State-transition testing is the first technique in this part built for software that remembers. Pull back to altitude and the trade-offs come into focus.

  • Why does it exist? Because a large class of software has memory — the same input means different things depending on history — and stateless techniques like decision tables have no way to express “what happened before.” State-transition testing gives history a model you can test.
  • What problem does it solve? It systematically finds the bugs of stateful systems: forbidden transitions that slip through (double-charge, cancel-after-delivery), unreachable states, and actions fired in the wrong state — none of which a single-snapshot test can reach.
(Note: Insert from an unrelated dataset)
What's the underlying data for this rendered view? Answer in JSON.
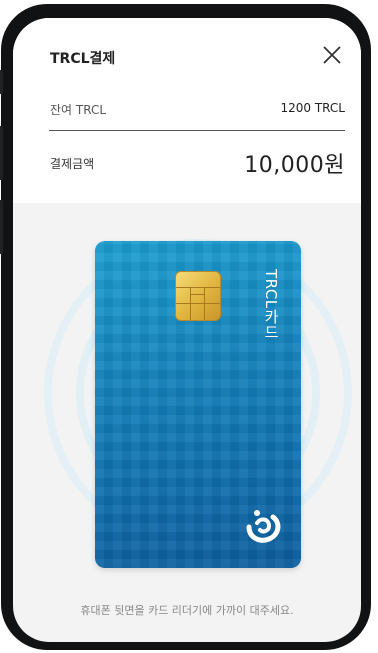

  • What are the trade-offs? You must first build and agree on the state model, which takes effort and can explode combinatorially (states × events, and worse at higher N-switch). In return you get a near-mechanical way to enumerate test cases and, critically, to see the illegal cases you’d otherwise never think to test.
  • When should I avoid it? When the system is genuinely stateless — output depends only on current inputs — reach for decision tables instead; modelling states there is wasted ceremony. It also strains when the real state is a huge continuous value (an account balance) rather than a small set of named modes.
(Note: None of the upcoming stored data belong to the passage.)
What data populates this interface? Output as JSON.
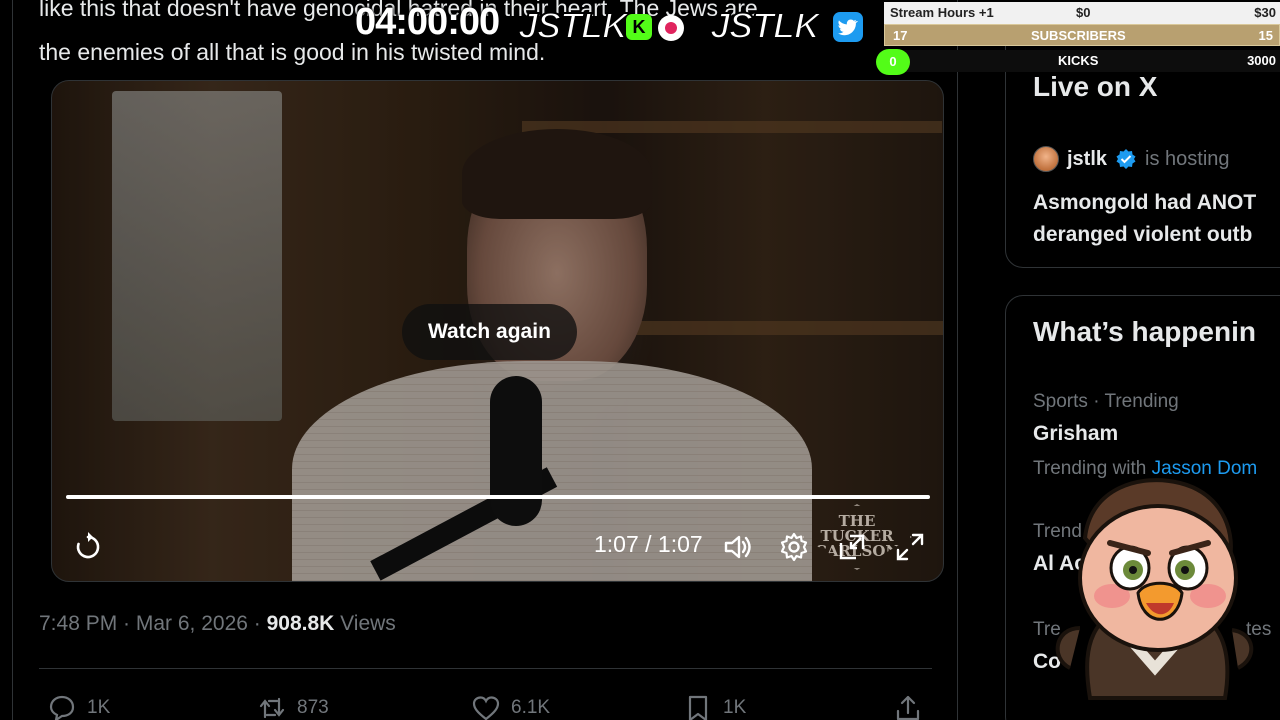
{
  "tweet": {
    "text_line1": "like this that doesn't have genocidal hatred in their heart. The Jews are",
    "text_line2": "the enemies of all that is good in his twisted mind.",
    "video": {
      "overlay_button": "Watch again",
      "time": "1:07 / 1:07",
      "progress": 1.0,
      "watermark": "THE TUCKER CARLSON"
    },
    "timestamp": "7:48 PM · Mar 6, 2026 · ",
    "views_count": "908.8K",
    "views_label": " Views",
    "actions": {
      "replies": "1K",
      "reposts": "873",
      "likes": "6.1K",
      "bookmarks": "1K"
    }
  },
  "sidebar": {
    "live": {
      "title": "Live on X",
      "host_name": "jstlk",
      "host_status": "is hosting",
      "live_title_line1": "Asmongold had ANOT",
      "live_title_line2": "deranged violent outb"
    },
    "trending": {
      "title": "What’s happenin",
      "items": [
        {
          "meta": "Sports · Trending",
          "name": "Grisham",
          "sub_prefix": "Trending with ",
          "sub_link": "Jasson Dom"
        },
        {
          "meta": "Trend",
          "name": "Al Ac"
        },
        {
          "meta": "Tre",
          "meta_right": "tes",
          "name": "Co"
        }
      ]
    }
  },
  "overlay": {
    "timer": "04:00:00",
    "brand1": "JSTLK",
    "brand2": "JSTLK",
    "brand_colors": {
      "kick": "#53fc18",
      "twitter": "#1d9bf0",
      "record": "#e0245e"
    },
    "stats": {
      "row1_label": "Stream Hours +1",
      "row1_mid": "$0",
      "row1_right": "$30",
      "row2_left": "17",
      "row2_label": "SUBSCRIBERS",
      "row2_right": "15",
      "row3_left": "0",
      "row3_label": "KICKS",
      "row3_right": "3000"
    }
  }
}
  • What breaks if I remove it? Your suite tests only the happy path through a stateful system and ships the guards untested. Illegal transitions fire in production — orders cancel after shipping, PINs never lock, cards charge twice — because nothing ever asked “what does this event do in that state?”
  1. What single property of a system tells you to reach for state-transition testing instead of a decision table?
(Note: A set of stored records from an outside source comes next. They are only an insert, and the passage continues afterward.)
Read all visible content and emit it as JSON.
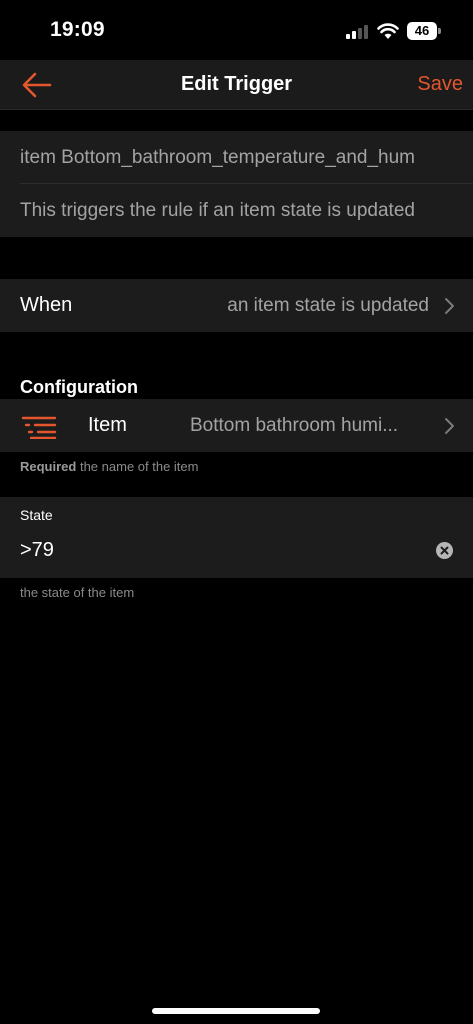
{
  "status_bar": {
    "time": "19:09",
    "battery": "46"
  },
  "nav": {
    "title": "Edit Trigger",
    "save_label": "Save",
    "accent_color": "#e4572e"
  },
  "trigger": {
    "name": "item Bottom_bathroom_temperature_and_hum",
    "description": "This triggers the rule if an item state is updated"
  },
  "when": {
    "label": "When",
    "value": "an item state is updated"
  },
  "configuration": {
    "heading": "Configuration",
    "item": {
      "label": "Item",
      "value": "Bottom bathroom humi...",
      "icon": "list-icon",
      "helper_required": "Required",
      "helper_text": "the name of the item"
    },
    "state": {
      "label": "State",
      "value": ">79",
      "helper_text": "the state of the item"
    }
  }
}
  2. Name the four ingredients of a state model, and for a transition say which two pieces of output you should assert in a test.
  3. For the order machine (5 states, 4 events), how many table cells are there, how many are valid transitions, and how many illegal transitions must you test for 0-switch coverage?
  4. Explain the difference between 0-switch and 1-switch coverage, and give a concrete bug that only 1-switch (or higher) could catch.
  5. List the three bug families state-transition testing is designed to find, and for each name the modelling or testing step that surfaces it.
Show answers
  1. That the same input produces different behaviour depending on history — i.e. the output depends on what happened before, not only on the current input. That memory is state, and modelling it is what state-transition testing does; a decision table has no way to represent “earlier.”
  2. States, events (inputs), transitions, and actions. On each transition test you should assert both the resulting state and the action/side effect it fired — asserting only the state misses “right state, wrong action” bugs like shipping without charging.
  3. 5 × 4 = 20 cells; 4 are valid transitions (pay, ship, deliver, cancel); the remaining 16 are illegal transitions that 0-switch coverage requires you to test (each must reject the event and stay in its state).
  4. 0-switch exercises every single transition once (one arrow per test); 1-switch exercises every pair of consecutive transitions (two arrows in sequence). A sequence-only bug — e.g. a media player that corrupts its buffer specifically on play → pause → play, though it handles each transition correctly in isolation — is invisible to 0-switch and caught by 1-switch.
  5. Forbidden transitions allowed — surfaced by writing an illegal-transition test for every non-arrow cell (e.g. paid ──pay──► double-charge). Unreachable states — surfaced by drawing the diagram/table and finding a state with no inbound arrow. Actions fired in the wrong state — surfaced by asserting the action, not just the resulting state, on every valid transition.